Executive Summary
PC-0002 defines a structural transition from state-based reasoning systems to causal reconstruction systems.
In this model, system truth is not represented as a mutable snapshot (state), but as an append-only sequence of immutable events from which state is deterministically derived.
- State is not truth
- Events are truth primitives
- Causality is reconstruction
1. Core Structural Decomposition (MECE Model)
The system is defined across four mutually exclusive primitives.
A. State (Derived Artifact)
- Definition: A computed snapshot representing system conditions at a specific time t=n.
- Properties: Transient, Incomplete, Overwritten over time, Lossy compression of event history.
- Catalog Role: State is non-authoritative. It is a derived convenience, not a source of truth.
B. Event (Primary Truth Unit)
- Definition: An immutable record of occurrence with timestamped conditions.
- Properties: Append-only, Non-destructive, Time-anchored, Fully reconstructable.
- Catalog Role: Events are the irreducible primitives of system truth.
C. Causality (Relationship Layer)
- Definition: A deterministic mapping that explains system evolution through event relationships.
- Core Transformation:
state = fold(events)
- Properties: Deterministic replay, Dependency-aware reconstruction, Time as structural dimension (not contextual variable).
D. Ledger (Persistence Model)
- Definition: An append-only storage system for event history.
- Constraints: No overwrite, No deletion, Full audit traceability, Deterministic replay required.
- Catalog Role: The ledger is the system’s memory substrate.
2. Execution Model (Causal Pipeline)
The system operates as a strict transformation chain:
- Event Stream (immutable facts)
- ↓
- Ledger (append-only history store)
- ↓
- Causal Fold Function (pure transformation)
- ↓
- Derived State (computed truth projection)
Each stage is deterministic and non-overlapping.
3. Core Principle: Reversal of Authority
Traditional systems assume: State → Truth
PC-0002 enforces: Events → Truth → Derived State
This inversion removes ambiguity introduced by snapshot-based reasoning. The system does not ask “what is true now?” It computes “what must be true given what happened.”
4. Failure Mode Analysis
4.1 Shared Mutable State Systems Fail Because:
- Race conditions create divergent outcomes.
- Concurrent writes overwrite historical truth.
- Snapshots diverge from actual system history.
- Reproducibility is lost under concurrency.
4.2 Causal Systems Succeed Because:
- History is append-only.
- Execution is replayable.
- Events are immutable.
- State is always reconstructable.
Every failure becomes a traceable sequence, not a hidden defect.

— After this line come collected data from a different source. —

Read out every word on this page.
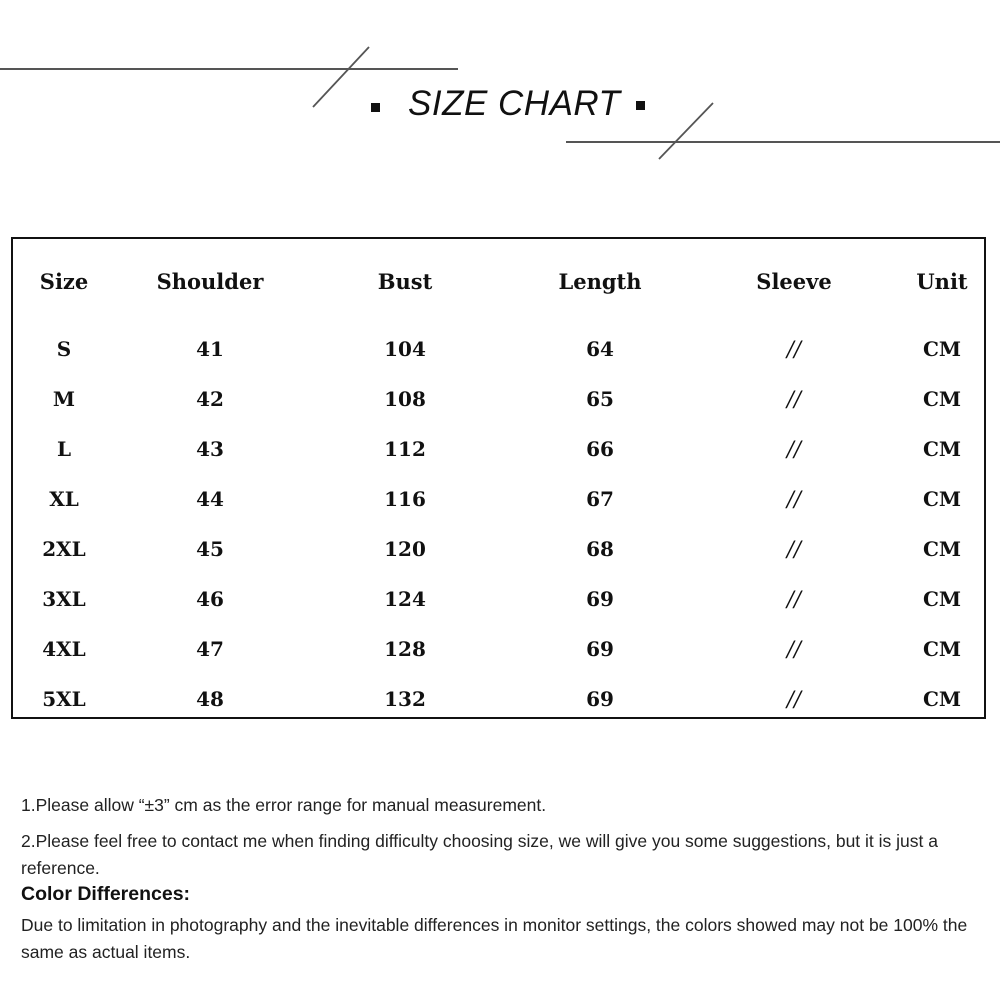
SIZE CHART
Size	Shoulder	Bust	Length	Sleeve	Unit
S	41	104	64	//	CM
M	42	108	65	//	CM
L	43	112	66	//	CM
XL	44	116	67	//	CM
2XL	45	120	68	//	CM
3XL	46	124	69	//	CM
4XL	47	128	69	//	CM
5XL	48	132	69	//	CM

1.Please allow “±3” cm as the error range for manual measurement.

2.Please feel free to contact me when finding difficulty choosing size, we will give you some suggestions, but it is just a reference.

Color Differences:

Due to limitation in photography and the inevitable differences in monitor settings, the colors showed may not be 100% the same as actual items.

5. MECE Structural Guarantees
| Layer | Role | Constraint Behavior |
| Event | Atomic truth unit | Immutable, no mutation |
| Ledger | Historical storage | Append-only, no deletes |
| Causality | Relationship logic | Pure function, no side effects |
| State | Derived output | Non-authoritative |
Each layer is:
- Mutually exclusive in responsibility.
- Collectively exhaustive in coverage.
{
"id": "PC-0002",
"title": "The Architecture of Causal Systems",
"layer": "data",
"graph_role": "intermediate",
"depends_on": ["PC-0001"],
"edges_to": ["PC-0003"],
"state": "published",
"truth_anchor": "DOI 10.5281/zenodo.18894084"
}
Closing Doctrine
A system that cannot reconstruct its own history cannot reason about its own truth.
Event-driven architecture is not a performance model. It is a commitment to causality as the foundation of correctness.
- If events are preserved, truth is reconstructable.
- If events are lost, reality becomes speculative.